Eurofighter geliyor: doğru bilinen yanlışlar ve yanıtsız sorular
Milli Savunma Bakanı Yaşar Güler, İngiltere Savunma bakanı John Healey ile 23 Temmuz’da Eurofighter kullanım anlaşmasını imzalarken. (Foto: MSB)
Almanya Hükümet Sözcüsü Stefan Kornelius, 25 Temmuz’da Türkiye’ye 40 adet Eurofighter Typhoon savaş uçağı satışı için onay verdiklerini doğruladı. Böylece Türkiye’nin Eurofighter uçakları alımı önünde yalnızca Türkiye’nin kendisine sunulan seçenekli fiyat teklif değerlendirmesini tamamlayıp, gerekiyorsa karşı teklif sunması kaldı. O aşama da geçilirse İngiltere, Almanya, İtalya ve İspanya ortak yapımı savaş uçağının Türk Hava Kuvvetlerine katılımı mümkün olacak.
Önce Türk medyasının en ilgi duyduğu konuya değinip sonra Eurofighter alımı konusunda doğru bilinen yanlışlar ve henüz yanıtsız sorulara odaklanalım istiyorum; o da İmamoğlu meselesi.
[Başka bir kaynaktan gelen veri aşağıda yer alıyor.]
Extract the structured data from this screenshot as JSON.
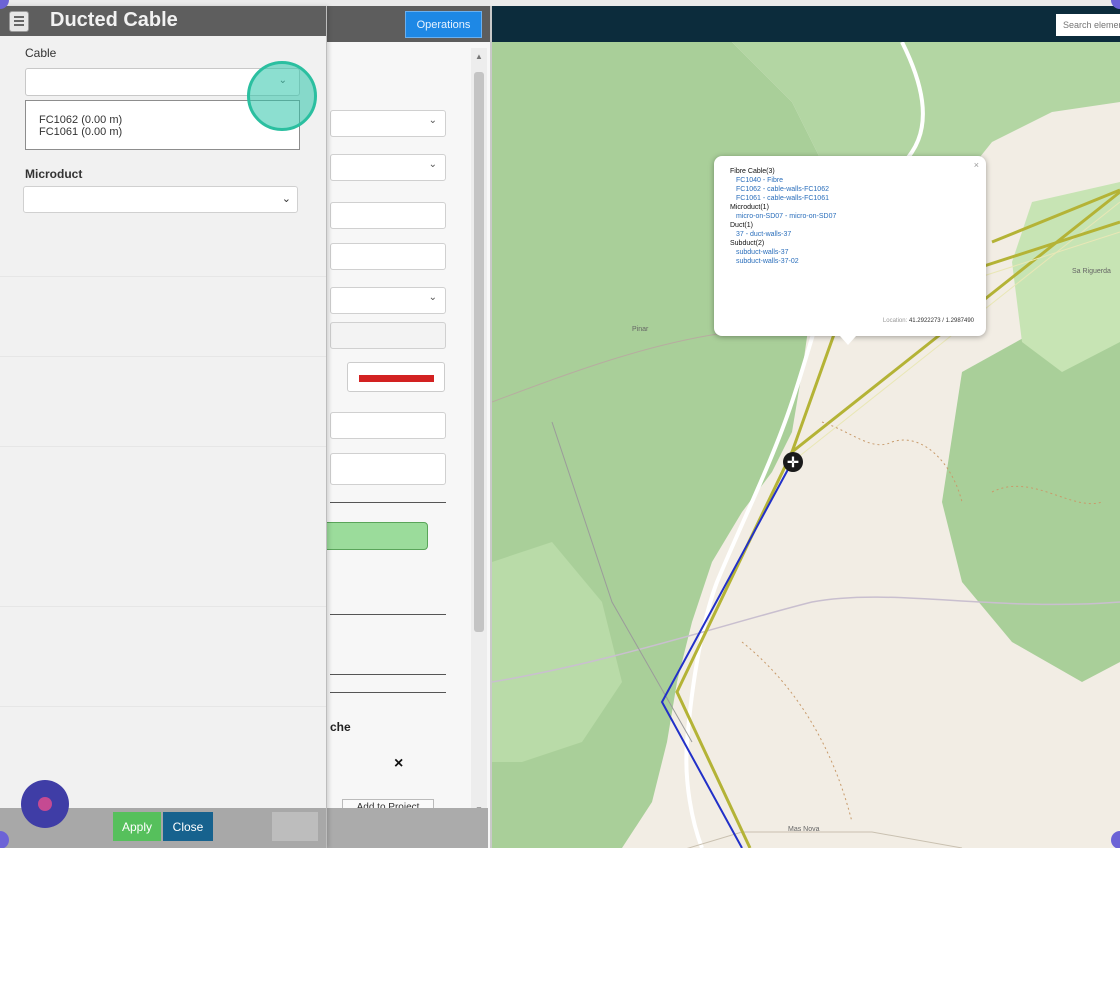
{
  "operations_button": "Operations",
  "form_panel": {
    "column_header_partial": "che",
    "remove_glyph": "×",
    "add_to_project_label": "Add to Project"
  },
  "map": {
    "search_placeholder": "Search elements",
    "place_labels": [
      "Pinar",
      "Sa Riguerda",
      "Mas Nova"
    ],
    "colors": {
      "duct": "#b4b336",
      "route": "#2230c8",
      "forest": "#a9cf99",
      "ground": "#f2ede4"
    },
    "popup": {
      "close_glyph": "×",
      "sections": [
        {
          "heading": "Fibre Cable(3)",
          "items": [
            "FC1040 - Fibre",
            "FC1062 - cable-walls-FC1062",
            "FC1061 - cable-walls-FC1061"
          ]
        },
        {
          "heading": "Microduct(1)",
          "items": [
            "micro-on-SD07 - micro-on-SD07"
          ]
        },
        {
          "heading": "Duct(1)",
          "items": [
            "37 - duct-walls-37"
          ]
        },
        {
          "heading": "Subduct(2)",
          "items": [
            "subduct-walls-37",
            "subduct-walls-37-02"
          ]
        }
      ],
      "location_label": "Location:",
      "location_value": "41.2922273 / 1.2987490"
    },
    "marker_icon": "location-crosshair-icon"
  },
  "dialog": {
    "title": "Ducted Cable",
    "title_icon": "document-list-icon",
    "cable_label": "Cable",
    "cable_options": [
      "FC1062 (0.00 m)",
      "FC1061 (0.00 m)"
    ],
    "microduct_label": "Microduct",
    "apply_label": "Apply",
    "close_label": "Close",
    "chevron_glyph": "⌄"
  }
}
Basın toplantısında Kornelius’a Almanya’nın uçak satışına tutuklu İstanbul Belediye Başkanı Ekrem İmamoğlu’nun ağırlığını koyması üzerine mi onay verdiği soruldu.
Çünkü 23 Temmuz’da, Milli Savunma Bakanı Yaşar Güler, İngiltere Savunma Bakanı John Healey ile Türkiye’nin Eurofighter kullanıcısı olarak tescil edildiği anlaşmasını İstanbul’daki Savunma Fuarı IDEF’te imzalaması ardından İmamoğlu dikkat çeken bir açıklama yapmıştı. İmamoğlu, CHP lideri Özgür Özel’i Almanya’nın onay kararını sağladığı için tebrik etmişti. Özel’in 27 Haziran’daki Almanya temaslarında dile getirdiği Türkiye’deki demokrasi sorunlarının Türkiye’nin savunması için gerekli uçak satışını engellememesi gerektiğini de söylemesini kast ediyordu.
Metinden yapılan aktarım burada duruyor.